The asymmetric unit of (I) consists of two crystallographically independent molecules, A and B (Fig. 1). The geometric parameters and the conformations are very similar to the previously reported structure (Mehdi et al., 2011). However, only the dimethoxyphenyl of molecule B is different from others. The dimethoxyphenyl grouping in molecule A is almost planar [C20A–O4A–C17A–C18A = -1.9 (2)° and C21A–O5A–C16A–C17A = 4.6 (2)°] whereas for molecule B is not planar [C20B–O4B–C17B–C18B = -6.1 (2)° and C21B–O5B–C16B–C15B = -103.40 (16)°]. Similarly, the mean plane of pyran ring and the dimethoxyphenyl ring for both A and B molecules are nearly perpendicular to one another with the dihedral angles between them being 86.81 (8) and 84.45 (9)°, respectively. For both molecules, the two cyclohexane rings adopt envelope conformations whereas the pyran ring adopts a boat conformation (Cremer & Pople, 1975).

In the crystal, the molecules are linked into a three-dimensional network (Fig. 2) by C—H···O hydrogen bonds (Table 1).

Experimental

A mixture of dimedone (1.40 g m, 10 mmol) and veratraldehyde (1.66 g m, 10 mmol) was heated in 25 ml of glacial acetic acid for three hours.
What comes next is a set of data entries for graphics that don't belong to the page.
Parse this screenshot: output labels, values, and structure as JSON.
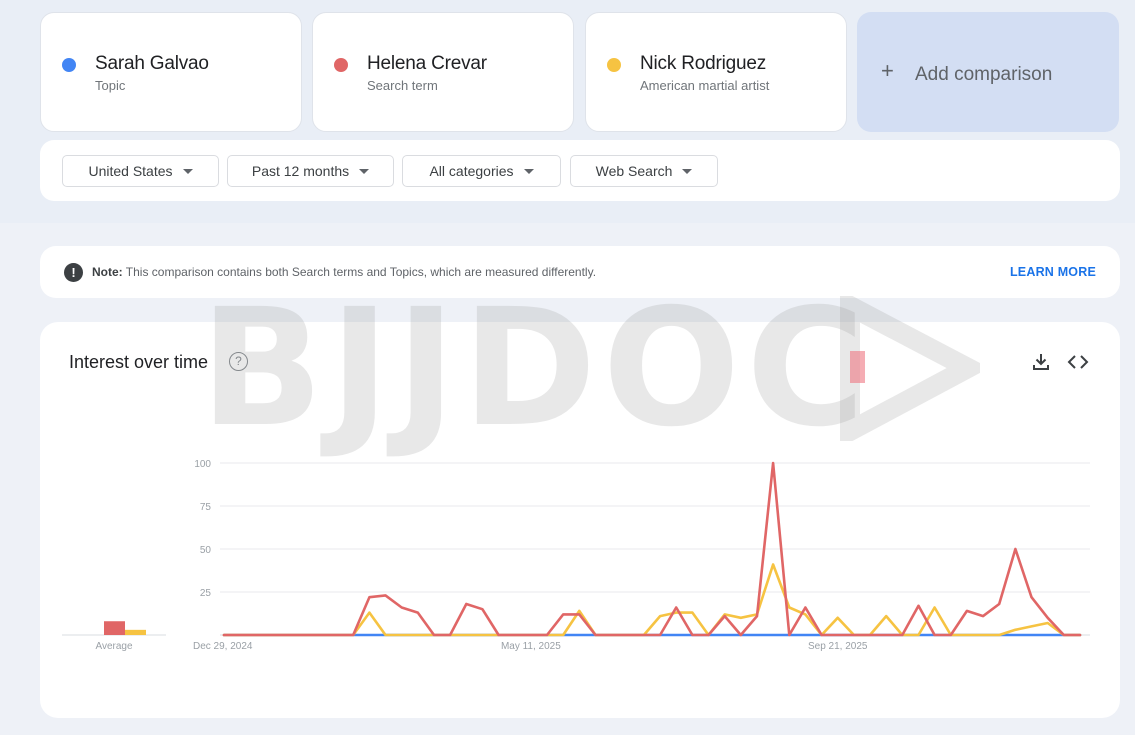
{
  "terms": [
    {
      "name": "Sarah Galvao",
      "sub": "Topic",
      "color": "#4285f4"
    },
    {
      "name": "Helena Crevar",
      "sub": "Search term",
      "color": "#e06666"
    },
    {
      "name": "Nick Rodriguez",
      "sub": "American martial artist",
      "color": "#f6c342"
    }
  ],
  "add_comparison": {
    "label": "Add comparison"
  },
  "filters": {
    "region": "United States",
    "time": "Past 12 months",
    "category": "All categories",
    "source": "Web Search"
  },
  "note": {
    "bold": "Note:",
    "text": "This comparison contains both Search terms and Topics, which are measured differently.",
    "link": "LEARN MORE"
  },
  "watermark": {
    "text": "BJJDOC"
  },
  "chart": {
    "title": "Interest over time",
    "help": "?",
    "average_label": "Average",
    "icons": [
      "download-icon",
      "embed-code-icon"
    ]
  },
  "chart_data": {
    "type": "line",
    "title": "Interest over time",
    "ylim": [
      0,
      100
    ],
    "y_ticks": [
      25,
      50,
      75,
      100
    ],
    "x_tick_labels": [
      "Dec 29, 2024",
      "May 11, 2025",
      "Sep 21, 2025"
    ],
    "x_tick_index": [
      0,
      19,
      38
    ],
    "grid": true,
    "series": [
      {
        "name": "Sarah Galvao",
        "color": "#4285f4",
        "average": 0,
        "values": [
          0,
          0,
          0,
          0,
          0,
          0,
          0,
          0,
          0,
          0,
          0,
          0,
          0,
          0,
          0,
          0,
          0,
          0,
          0,
          0,
          0,
          0,
          0,
          0,
          0,
          0,
          0,
          0,
          0,
          0,
          0,
          0,
          0,
          0,
          0,
          0,
          0,
          0,
          0,
          0,
          0,
          0,
          0,
          0,
          0,
          0,
          0,
          0,
          0,
          0,
          0,
          0,
          0,
          0
        ]
      },
      {
        "name": "Helena Crevar",
        "color": "#e06666",
        "average": 8,
        "values": [
          0,
          0,
          0,
          0,
          0,
          0,
          0,
          0,
          0,
          22,
          23,
          16,
          13,
          0,
          0,
          18,
          15,
          0,
          0,
          0,
          0,
          12,
          12,
          0,
          0,
          0,
          0,
          0,
          16,
          0,
          0,
          11,
          0,
          11,
          100,
          0,
          16,
          0,
          0,
          0,
          0,
          0,
          0,
          17,
          0,
          0,
          14,
          11,
          18,
          50,
          22,
          10,
          0,
          0
        ]
      },
      {
        "name": "Nick Rodriguez",
        "color": "#f6c342",
        "average": 3,
        "values": [
          0,
          0,
          0,
          0,
          0,
          0,
          0,
          0,
          0,
          13,
          0,
          0,
          0,
          0,
          0,
          0,
          0,
          0,
          0,
          0,
          0,
          0,
          14,
          0,
          0,
          0,
          0,
          11,
          13,
          13,
          0,
          12,
          10,
          12,
          41,
          16,
          12,
          0,
          10,
          0,
          0,
          11,
          0,
          0,
          16,
          0,
          0,
          0,
          0,
          3,
          5,
          7,
          0,
          0
        ]
      }
    ]
  }
}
Completion of the reaction was monitored by TLC. The reaction mixture was dried on rotary evaporator under reduced pressure. The crude mixture thus obtained was successively treated with di ethyl ether chloroform and ethanol. The ethanol fraction on crystallization furnished yellow blocks of (I) (m pt. 208 °C, Yield 90%). IR (KBr) ν_max: 3085, 3005, 2956, 2929, 2870, 2822, 1667, 1624, 1515, 1467, 1419, 1358, 1227, 1141, 1105, 1023, 851, 830, 751 cm^{-1. 1}H NMR (300 MHz, DMSO-d₆): δ 6.75–6.92 (3H, m, Aromatic protons), 4.72 (1H, s), 3.83 (3H, s), 3.78 (3H, s), 2.40 (4H, s), 2.17 (4H, s), 1.05 (6H, s), 1.02 (6H, s). ¹³C NMR (75 MHz, DMSO-d₆): δ 27.2, 36.8, 42.4, 52.2, 56.4, 112.2, 114.6, 115.2, 123.4, 136.8, 146.6, 148.4, 198.2. IR spectrum was taken on Shimadzu IR-408 Perkin Elmer 1800 (FTIR). ¹H NMR was recorded on Bruker Avance 300 MHz with TMS as an internal standard and 75 MHz for ¹³C NMR. Spectrum was recorded in DMSO-d₆. The melting point was taken on Thermo Fisher digital melting point apparatus of IA9000 series and is uncorrected.